April 9, 2007 (Computerworld) --
Rick King helps run a $3.1 billion information services business for The Thomson Corp., and he says it’s crucial to get enough power to store the 2.5 petabytes of legal and regulatory data the company provides to its customers.
King, executive vice president and chief operations officer for Thomson’s North American Legal business, completed a 17,000-square-foot upgrade of two 10-year-old data centers in May 2005. Among other things, he boosted the power available from the original 25 watts per square foot to the 60 watts required by today’s denser, virtualized servers and storage. He also added redundant power feeds from separate electric substations and added more backup batteries and generators.
With the online share of Thomson’s business growing rapidly, King can’t afford to rely on third-party data centers that might not have access to sufficient power — or the will to make costly upgrades. So he’s preparing to consolidate smaller data centers and build a new 80,000-square-foot data center (with at least the same 60-watt-per-square-foot capacity) to house servers and storage for his company’s growing customer base.

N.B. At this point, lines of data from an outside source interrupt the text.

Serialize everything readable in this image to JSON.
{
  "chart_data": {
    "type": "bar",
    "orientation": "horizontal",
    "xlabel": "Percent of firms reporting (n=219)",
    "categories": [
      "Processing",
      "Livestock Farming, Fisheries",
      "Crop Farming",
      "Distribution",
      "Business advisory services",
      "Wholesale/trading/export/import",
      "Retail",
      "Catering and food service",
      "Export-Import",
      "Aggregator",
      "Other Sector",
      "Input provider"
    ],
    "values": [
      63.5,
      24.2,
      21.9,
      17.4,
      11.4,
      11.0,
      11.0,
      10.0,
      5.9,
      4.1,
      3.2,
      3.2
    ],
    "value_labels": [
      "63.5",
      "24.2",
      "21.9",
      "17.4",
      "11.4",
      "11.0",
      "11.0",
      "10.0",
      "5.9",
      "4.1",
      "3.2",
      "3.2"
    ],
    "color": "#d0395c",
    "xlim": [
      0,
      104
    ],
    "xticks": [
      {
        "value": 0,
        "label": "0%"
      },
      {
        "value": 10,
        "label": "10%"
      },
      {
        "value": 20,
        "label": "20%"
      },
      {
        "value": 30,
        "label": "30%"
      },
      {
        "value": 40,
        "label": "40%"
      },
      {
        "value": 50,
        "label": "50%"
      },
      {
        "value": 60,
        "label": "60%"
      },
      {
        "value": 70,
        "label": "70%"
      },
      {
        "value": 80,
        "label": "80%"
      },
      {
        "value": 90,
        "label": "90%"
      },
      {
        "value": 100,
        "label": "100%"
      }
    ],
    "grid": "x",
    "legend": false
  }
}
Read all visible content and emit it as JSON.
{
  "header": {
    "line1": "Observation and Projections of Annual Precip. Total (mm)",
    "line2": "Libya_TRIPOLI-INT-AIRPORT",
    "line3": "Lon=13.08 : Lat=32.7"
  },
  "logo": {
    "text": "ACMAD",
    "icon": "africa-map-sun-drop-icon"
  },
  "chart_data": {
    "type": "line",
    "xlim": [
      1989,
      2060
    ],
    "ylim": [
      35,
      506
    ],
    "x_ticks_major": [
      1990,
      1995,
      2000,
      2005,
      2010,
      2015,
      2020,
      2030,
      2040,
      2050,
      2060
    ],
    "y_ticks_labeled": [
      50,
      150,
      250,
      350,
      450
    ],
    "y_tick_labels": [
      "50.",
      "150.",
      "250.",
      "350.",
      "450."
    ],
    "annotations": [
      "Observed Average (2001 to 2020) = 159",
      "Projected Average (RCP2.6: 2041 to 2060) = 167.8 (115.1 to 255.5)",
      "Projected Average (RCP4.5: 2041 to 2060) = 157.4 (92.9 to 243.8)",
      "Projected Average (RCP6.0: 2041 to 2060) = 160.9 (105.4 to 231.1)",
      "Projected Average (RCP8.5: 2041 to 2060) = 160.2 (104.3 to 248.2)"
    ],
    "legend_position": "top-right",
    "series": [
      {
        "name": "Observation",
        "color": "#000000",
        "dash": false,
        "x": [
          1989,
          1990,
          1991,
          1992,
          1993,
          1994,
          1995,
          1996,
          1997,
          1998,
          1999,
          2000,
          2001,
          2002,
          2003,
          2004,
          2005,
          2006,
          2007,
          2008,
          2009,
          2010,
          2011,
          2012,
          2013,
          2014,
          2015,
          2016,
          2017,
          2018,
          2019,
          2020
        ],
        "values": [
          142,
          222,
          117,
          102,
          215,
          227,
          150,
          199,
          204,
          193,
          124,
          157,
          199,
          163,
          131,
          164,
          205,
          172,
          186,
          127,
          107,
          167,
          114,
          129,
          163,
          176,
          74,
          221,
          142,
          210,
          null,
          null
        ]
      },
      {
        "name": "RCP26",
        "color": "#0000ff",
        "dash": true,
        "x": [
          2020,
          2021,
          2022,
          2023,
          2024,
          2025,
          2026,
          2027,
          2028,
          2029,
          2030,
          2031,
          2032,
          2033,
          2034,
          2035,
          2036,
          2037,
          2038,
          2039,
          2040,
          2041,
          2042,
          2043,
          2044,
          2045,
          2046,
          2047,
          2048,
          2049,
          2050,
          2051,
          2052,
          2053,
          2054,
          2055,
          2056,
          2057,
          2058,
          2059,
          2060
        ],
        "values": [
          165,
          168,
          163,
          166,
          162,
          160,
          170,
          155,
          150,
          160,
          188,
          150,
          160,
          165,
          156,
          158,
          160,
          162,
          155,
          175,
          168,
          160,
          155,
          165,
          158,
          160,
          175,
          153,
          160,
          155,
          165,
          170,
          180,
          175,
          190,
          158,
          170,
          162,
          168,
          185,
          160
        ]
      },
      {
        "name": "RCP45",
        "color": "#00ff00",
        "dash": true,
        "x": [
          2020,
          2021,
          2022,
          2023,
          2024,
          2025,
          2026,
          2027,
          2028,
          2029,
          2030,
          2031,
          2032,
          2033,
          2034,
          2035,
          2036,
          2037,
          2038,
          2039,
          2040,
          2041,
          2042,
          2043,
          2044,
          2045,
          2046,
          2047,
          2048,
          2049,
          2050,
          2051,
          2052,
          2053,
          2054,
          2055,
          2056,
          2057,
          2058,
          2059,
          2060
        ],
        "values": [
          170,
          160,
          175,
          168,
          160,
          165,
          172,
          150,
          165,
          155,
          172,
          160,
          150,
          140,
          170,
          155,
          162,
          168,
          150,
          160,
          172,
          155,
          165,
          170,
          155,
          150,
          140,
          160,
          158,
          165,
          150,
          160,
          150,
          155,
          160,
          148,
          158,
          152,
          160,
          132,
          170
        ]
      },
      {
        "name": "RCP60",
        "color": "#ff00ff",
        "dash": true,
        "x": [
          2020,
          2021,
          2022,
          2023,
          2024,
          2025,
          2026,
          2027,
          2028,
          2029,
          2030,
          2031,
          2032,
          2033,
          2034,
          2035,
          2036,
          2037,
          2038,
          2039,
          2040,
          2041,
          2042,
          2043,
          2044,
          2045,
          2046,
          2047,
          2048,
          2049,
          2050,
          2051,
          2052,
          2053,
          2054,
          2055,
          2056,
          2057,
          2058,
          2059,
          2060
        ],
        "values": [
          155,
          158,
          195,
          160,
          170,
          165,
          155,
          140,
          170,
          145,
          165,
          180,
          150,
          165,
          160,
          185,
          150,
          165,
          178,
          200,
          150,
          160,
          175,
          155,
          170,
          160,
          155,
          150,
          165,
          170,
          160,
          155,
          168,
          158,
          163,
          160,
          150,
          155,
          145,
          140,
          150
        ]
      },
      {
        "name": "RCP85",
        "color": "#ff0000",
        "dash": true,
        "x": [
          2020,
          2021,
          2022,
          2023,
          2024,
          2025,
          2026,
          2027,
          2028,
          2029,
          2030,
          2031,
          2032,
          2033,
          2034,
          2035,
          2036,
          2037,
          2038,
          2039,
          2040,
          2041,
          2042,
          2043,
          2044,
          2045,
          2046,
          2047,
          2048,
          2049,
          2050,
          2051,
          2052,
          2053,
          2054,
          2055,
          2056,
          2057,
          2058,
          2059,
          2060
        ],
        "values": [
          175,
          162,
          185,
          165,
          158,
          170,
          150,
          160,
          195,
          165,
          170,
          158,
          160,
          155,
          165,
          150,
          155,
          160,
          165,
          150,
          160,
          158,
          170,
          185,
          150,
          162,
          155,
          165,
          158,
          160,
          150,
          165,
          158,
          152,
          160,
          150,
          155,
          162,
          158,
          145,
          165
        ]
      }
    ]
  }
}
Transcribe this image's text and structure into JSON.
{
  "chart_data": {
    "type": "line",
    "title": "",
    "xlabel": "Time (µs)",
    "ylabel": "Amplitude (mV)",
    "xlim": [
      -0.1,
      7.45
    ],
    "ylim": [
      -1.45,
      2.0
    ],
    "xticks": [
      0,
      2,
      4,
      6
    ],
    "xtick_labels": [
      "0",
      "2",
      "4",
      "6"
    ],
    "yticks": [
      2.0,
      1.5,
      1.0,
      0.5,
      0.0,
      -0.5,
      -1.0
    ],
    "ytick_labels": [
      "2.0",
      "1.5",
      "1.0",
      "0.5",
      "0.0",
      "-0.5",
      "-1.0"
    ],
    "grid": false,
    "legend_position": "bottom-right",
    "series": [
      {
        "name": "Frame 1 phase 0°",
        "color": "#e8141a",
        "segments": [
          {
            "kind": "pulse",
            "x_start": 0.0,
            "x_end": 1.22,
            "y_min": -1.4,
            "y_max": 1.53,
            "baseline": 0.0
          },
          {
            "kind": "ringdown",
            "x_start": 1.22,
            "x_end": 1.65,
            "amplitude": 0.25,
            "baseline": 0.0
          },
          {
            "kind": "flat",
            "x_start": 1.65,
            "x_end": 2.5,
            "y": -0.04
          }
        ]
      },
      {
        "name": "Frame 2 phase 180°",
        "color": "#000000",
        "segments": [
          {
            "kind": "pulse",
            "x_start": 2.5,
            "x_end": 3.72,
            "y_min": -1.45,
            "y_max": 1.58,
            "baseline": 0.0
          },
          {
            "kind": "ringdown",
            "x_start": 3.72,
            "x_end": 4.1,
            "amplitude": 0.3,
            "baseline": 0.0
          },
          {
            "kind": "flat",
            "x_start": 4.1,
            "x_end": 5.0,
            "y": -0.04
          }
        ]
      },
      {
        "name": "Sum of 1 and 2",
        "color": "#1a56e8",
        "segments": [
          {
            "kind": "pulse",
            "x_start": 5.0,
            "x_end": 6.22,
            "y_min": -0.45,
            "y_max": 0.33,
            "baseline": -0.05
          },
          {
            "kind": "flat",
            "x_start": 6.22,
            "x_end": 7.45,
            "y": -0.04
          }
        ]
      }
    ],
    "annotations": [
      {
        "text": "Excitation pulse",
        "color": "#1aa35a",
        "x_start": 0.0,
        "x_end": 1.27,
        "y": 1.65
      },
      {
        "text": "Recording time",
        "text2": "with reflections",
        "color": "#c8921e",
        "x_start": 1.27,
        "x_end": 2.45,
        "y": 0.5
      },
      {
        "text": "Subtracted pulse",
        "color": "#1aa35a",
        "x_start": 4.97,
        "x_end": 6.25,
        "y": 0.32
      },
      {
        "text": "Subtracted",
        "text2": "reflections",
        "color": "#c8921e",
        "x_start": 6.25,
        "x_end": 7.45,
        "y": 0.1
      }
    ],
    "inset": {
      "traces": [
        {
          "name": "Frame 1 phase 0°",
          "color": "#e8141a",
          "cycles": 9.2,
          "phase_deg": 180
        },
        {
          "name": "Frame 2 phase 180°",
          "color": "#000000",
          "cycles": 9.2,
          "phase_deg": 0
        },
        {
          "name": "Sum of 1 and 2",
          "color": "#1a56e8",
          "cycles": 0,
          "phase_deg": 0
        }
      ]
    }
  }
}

Thomson’s hardware footprint is no small investment. And with power costs on the rise, King says his main concern now is finding and keeping skilled staffers who understand the interplay of computing technology, power requirements and facilities design.
Those skilled staffers come at premium prices, stretching budgets even further. In the second half of 2006, pay for some storage administrators grew 20%, according to David Foote, CEO and chief research officer at IT workforce consultancy Foote Partners LLC in New Canaan, Conn. Salaries for senior storage network administrators had risen 10% in the 18 months prior to December 2006, which was “well beyond the average growth in pay for IT jobs overall,” Foote says.
The combination of scarce and more expensive power, rising administrator salaries and storage needs that are growing as much as 70% annually is hitting IT budgets hard. Here’s how some companies are coping with these multiple storage headaches.
Where’s the Juice?
Disk and tape drives typically consume only one-fifth or less of the electricity used by a data center, with servers using much of the rest. But every terabyte of data stored online and available for production applications needs to be backed up for disaster recovery, with a third copy often archived for legal purposes. Saving data in triplicate can, of course, triple the amount of power required to run and cool storage devices. It can also lead to a need for more ducts or water pipes and an increase in the emergency battery or generator capacity needed.
Electricity is also getting more expensive. Commercial customers such as data centers paid an average of 7.43 cents per kilowatt-hour in 2000 and an average of 8.67 cents per kilowatt-hour in 2005, according to the U.S. Department of Energy. By November 2006, the average price had risen to 9.11 cents per kilowatt-hour, the department says. And regional spikes to as high as 14.38 cents per kilowatt-hour in some locales led customers such as Microsoft Corp., Yahoo Inc. and Intuit Inc. to build large data centers near power sources in eastern Washington, says Jim Kerrigan, a principal at The Staubach Co., a commercial real estate firm in Chicago.